Friday, April 17, 2009

Migration: Yes and No

Radar is showing birds are moving across the eastern U.S. tonight, as of 11:45 EDT, but you wouldn't know it standing outside our place. All I hear is Tupac. Or Notorious B.I.G. Or Snoop Dog . . . ah, hell, I can't tell my west side from my east side.

We've got mild temperatures, no real breeze to speak of, clear skies, and not a prayer of hearing a flight call.

Continental base reflectivity shows a good movement
occurring from the Mississippi River east to the Atlantic coast.

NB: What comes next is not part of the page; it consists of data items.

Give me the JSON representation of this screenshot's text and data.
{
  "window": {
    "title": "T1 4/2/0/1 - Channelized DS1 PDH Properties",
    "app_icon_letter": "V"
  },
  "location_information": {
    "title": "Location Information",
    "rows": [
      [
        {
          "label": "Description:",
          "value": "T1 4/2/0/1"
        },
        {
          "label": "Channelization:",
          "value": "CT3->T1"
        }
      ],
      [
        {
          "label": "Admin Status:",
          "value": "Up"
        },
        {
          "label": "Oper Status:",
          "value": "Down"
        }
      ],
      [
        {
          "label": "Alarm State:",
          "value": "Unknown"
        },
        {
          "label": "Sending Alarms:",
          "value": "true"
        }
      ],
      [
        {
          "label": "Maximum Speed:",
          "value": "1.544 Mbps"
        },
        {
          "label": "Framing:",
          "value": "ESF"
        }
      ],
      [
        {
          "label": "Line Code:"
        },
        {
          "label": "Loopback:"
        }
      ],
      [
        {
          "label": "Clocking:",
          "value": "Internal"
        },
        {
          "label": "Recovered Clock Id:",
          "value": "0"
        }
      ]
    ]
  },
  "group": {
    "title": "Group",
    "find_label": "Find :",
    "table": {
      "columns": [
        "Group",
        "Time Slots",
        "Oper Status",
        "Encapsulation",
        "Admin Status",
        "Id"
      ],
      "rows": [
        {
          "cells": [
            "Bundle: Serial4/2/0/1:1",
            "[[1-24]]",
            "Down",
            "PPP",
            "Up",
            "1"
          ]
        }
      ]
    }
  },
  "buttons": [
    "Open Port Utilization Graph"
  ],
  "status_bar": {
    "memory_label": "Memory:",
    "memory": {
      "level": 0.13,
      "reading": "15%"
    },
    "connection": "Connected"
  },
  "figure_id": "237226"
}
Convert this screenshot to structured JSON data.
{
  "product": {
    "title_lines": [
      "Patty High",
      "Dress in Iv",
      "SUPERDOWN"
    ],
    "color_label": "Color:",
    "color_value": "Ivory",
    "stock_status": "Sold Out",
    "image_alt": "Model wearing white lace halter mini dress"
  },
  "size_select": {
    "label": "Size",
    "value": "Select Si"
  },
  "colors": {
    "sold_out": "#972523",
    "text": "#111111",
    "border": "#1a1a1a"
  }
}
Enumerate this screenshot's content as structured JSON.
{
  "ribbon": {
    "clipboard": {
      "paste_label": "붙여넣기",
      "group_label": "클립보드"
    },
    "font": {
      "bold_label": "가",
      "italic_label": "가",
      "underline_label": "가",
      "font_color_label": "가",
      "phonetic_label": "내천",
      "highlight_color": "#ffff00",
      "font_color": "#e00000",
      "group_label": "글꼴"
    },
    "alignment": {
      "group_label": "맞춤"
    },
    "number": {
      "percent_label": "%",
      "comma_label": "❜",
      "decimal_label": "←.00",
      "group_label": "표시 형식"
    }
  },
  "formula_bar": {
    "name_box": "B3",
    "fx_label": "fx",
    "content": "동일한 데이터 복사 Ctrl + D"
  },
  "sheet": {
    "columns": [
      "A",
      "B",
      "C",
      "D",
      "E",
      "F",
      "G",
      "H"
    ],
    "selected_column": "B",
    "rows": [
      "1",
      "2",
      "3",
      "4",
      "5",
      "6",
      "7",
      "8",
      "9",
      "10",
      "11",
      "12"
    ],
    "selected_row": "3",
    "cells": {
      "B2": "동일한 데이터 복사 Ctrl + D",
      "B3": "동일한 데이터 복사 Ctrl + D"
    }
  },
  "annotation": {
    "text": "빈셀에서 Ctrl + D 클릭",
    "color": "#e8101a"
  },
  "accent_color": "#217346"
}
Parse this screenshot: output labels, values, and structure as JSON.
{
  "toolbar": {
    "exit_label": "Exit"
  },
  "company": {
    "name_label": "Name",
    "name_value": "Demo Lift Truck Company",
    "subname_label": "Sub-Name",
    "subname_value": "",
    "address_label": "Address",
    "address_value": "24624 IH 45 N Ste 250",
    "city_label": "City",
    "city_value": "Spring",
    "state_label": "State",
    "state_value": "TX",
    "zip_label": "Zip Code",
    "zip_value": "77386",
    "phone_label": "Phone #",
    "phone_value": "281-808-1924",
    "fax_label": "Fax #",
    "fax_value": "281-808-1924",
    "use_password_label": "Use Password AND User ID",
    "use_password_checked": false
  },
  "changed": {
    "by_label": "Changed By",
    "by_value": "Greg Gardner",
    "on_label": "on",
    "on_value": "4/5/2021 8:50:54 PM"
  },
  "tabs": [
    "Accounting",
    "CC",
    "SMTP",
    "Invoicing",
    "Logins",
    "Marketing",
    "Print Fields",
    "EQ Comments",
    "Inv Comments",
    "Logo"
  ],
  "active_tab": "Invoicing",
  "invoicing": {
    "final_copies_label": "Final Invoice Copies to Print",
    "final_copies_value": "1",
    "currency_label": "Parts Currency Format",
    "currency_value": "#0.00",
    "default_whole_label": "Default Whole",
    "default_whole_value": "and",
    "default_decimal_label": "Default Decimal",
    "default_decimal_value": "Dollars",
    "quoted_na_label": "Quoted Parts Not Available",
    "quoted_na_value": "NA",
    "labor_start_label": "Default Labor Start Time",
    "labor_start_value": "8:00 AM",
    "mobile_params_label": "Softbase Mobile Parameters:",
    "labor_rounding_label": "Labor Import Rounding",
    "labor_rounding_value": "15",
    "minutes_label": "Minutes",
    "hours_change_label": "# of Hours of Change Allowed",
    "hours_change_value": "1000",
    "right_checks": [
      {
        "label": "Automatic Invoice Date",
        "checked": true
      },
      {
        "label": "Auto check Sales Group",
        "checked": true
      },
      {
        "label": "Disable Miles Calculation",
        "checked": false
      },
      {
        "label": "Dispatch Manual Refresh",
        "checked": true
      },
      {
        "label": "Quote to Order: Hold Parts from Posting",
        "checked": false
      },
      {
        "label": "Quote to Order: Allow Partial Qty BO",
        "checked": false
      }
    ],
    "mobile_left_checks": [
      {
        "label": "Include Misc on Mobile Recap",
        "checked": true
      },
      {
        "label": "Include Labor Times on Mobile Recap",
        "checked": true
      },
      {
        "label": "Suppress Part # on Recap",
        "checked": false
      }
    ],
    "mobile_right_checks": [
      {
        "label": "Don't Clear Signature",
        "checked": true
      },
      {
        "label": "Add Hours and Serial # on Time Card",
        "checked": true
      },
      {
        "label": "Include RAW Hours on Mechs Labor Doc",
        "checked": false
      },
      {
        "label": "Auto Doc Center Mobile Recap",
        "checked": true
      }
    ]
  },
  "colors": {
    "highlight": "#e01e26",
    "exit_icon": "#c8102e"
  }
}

Kenn Kaufman articulates what I think we'll wind up with here in the Southern Tier of NY this weekend: the departure of some of our wintering birds, such as Dark-eyed Juncos, and an influx of short-distance migrants. We're still a couple weeks from neotropical birds dripping from the trees, but hopefully this weekend we'll see newly-arrived sparrows, Hermit Thrushes, Yellow-rumped Warblers and the like.

I find this image interesting:

Base velocity from Binghamton, NY, 11:45 PM EDT.

This is base velocity, not reflectivity, meaning it shows movement rather than mass. The orange-red-yellows are moving away from the radar station, the blue-greens are moving towards it. The gray is essentially neutral, so if you follow the gray area you create a line perpendicular to the movement.

Another way of saying that: draw an arrow from the blue-greens pointing towards the red-oranges, that's the direction the birds are moving.

This image shows the movement primarily to the east, slightly northeast, not the due north you'd expect. They are called northbound migrants, not eastbound, after all. But take into account winds, which have been coming out of the west and northwest all day, likely affecting the direction the birds move.

Tomorrow should hold some new birds, assuming my neighbors crash sometime before dawn. Or at least turn off the stereo.